The safety and scientific validity of this study is the responsibility of the study sponsor and investigators. Listing a study does not mean it has been evaluated by the U.S. Federal Government. Read our disclaimer for details. Identifier: NCT03164304
Recruitment Status : Completed
First Posted : May 23, 2017
Last Update Posted : April 24, 2020
Information provided by (Responsible Party):
Ahmed Mohamed Abbas, Assiut University

Brief Summary:
Preeclampsia is commonly viewed as one of the hypertensive pregnancy disorders, which cover a spectrum of clinical presentations from chronic hypertension ( hypertension occurring prior to 20 weeks of gestation) and gestational hypertension (hypertension occurring after 20 weeks of gestation) To more severe forms, including preeclampsia, eclampsia (its convulsive form), and HELLP syndrome (hemolysis, elevated liver enzyme S, and low platelets)
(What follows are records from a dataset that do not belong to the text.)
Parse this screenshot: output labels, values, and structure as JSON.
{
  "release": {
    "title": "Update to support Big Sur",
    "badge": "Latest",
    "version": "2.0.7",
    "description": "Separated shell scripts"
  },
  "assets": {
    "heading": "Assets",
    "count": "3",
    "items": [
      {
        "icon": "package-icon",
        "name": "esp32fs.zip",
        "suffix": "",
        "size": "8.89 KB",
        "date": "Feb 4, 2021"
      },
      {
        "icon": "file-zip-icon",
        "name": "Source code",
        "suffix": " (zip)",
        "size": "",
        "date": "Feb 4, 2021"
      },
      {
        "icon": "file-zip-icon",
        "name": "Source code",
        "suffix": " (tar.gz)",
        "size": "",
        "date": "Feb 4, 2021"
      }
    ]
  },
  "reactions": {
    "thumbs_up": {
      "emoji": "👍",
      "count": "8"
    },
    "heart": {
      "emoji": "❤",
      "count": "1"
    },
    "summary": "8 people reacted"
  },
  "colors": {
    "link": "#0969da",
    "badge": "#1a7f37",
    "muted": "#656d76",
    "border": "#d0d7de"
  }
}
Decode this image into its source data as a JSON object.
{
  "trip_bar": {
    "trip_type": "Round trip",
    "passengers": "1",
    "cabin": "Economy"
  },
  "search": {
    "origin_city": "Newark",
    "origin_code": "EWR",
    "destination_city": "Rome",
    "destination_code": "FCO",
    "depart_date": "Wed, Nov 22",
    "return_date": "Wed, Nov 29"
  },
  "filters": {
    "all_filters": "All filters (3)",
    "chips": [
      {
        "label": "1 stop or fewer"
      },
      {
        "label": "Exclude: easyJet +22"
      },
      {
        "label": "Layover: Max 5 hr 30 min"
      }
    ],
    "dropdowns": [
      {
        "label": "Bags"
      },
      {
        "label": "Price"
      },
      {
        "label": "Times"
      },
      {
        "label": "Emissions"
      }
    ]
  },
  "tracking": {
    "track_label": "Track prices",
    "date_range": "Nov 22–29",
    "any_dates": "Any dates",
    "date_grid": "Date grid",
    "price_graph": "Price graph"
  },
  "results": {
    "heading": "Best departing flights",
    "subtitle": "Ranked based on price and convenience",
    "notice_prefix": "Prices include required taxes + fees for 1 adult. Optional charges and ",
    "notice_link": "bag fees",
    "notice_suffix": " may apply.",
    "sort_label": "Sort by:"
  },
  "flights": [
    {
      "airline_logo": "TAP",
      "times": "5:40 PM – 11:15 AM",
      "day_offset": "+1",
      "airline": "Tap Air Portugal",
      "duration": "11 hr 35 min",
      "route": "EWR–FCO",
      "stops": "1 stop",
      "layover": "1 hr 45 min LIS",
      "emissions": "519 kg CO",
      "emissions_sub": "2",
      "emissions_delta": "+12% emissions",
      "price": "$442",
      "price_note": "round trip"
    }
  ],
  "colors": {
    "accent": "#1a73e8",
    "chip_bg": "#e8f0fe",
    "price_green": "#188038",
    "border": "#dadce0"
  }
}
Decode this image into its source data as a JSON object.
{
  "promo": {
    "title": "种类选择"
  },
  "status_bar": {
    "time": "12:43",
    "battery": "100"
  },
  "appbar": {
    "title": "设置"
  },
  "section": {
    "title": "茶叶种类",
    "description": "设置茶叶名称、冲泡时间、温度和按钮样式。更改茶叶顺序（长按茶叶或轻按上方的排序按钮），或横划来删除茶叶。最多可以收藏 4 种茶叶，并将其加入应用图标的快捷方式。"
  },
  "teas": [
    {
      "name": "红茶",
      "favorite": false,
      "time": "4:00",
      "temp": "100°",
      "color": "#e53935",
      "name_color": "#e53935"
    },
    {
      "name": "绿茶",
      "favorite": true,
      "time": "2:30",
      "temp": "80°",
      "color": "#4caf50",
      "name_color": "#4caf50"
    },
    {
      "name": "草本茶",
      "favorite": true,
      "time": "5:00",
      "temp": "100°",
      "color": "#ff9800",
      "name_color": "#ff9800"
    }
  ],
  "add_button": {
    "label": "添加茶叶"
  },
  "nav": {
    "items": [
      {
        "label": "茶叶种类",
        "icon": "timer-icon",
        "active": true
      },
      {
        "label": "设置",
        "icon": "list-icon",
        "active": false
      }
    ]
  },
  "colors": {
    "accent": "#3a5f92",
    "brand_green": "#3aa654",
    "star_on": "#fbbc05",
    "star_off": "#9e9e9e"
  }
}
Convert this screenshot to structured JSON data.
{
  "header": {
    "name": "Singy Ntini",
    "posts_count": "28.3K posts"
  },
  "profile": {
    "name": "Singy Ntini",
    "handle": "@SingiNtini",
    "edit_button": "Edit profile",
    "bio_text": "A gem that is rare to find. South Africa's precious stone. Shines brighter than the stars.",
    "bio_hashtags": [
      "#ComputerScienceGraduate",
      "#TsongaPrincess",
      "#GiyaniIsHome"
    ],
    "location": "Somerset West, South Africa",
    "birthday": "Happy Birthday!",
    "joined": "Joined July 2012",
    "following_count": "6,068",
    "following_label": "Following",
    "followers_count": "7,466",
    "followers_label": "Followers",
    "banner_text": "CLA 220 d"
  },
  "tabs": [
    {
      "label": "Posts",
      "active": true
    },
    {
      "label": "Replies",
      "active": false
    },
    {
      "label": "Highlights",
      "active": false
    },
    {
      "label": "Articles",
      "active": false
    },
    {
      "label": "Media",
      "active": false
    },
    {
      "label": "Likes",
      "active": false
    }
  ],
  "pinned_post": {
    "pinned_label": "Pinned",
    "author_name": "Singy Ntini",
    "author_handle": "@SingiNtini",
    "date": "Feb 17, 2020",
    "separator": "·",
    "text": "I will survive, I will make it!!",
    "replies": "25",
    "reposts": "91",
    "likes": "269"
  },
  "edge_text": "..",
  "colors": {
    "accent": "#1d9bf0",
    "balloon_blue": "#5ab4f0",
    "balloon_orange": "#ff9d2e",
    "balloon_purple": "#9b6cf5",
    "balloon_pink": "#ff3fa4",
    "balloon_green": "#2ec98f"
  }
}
Condition or disease Intervention/treatment Phase
Severe Preeclampsia Drug: Magnesium Sulfate Phase 4

Detailed Description:

Treatment for patients who have developed preeclampsia or eclampsia mainly consists of control of hypertension, magnesium sulphate for prevention of eclampsia and convulsions, and planning for delivery.

Magnesium sulfate has been used to prevent eclamptic convulsion since 1925, its efficacy was confirmed by a large randomized controlled trial in 2002. Eclampsia could be prevented in more than 50% after magnesium sulfate administration . The World Health Organization recommended magnesium sulfate as the most effective, safe, and low-cost drug for the prevention of seizure in severe preeclampsia and eclampsia . The recommended dose of magnesium sulfate is 4 to 6 gram intravenous loading dose, followed by maintenance intravenous drip at the rate of 1 to 2 gram per hour .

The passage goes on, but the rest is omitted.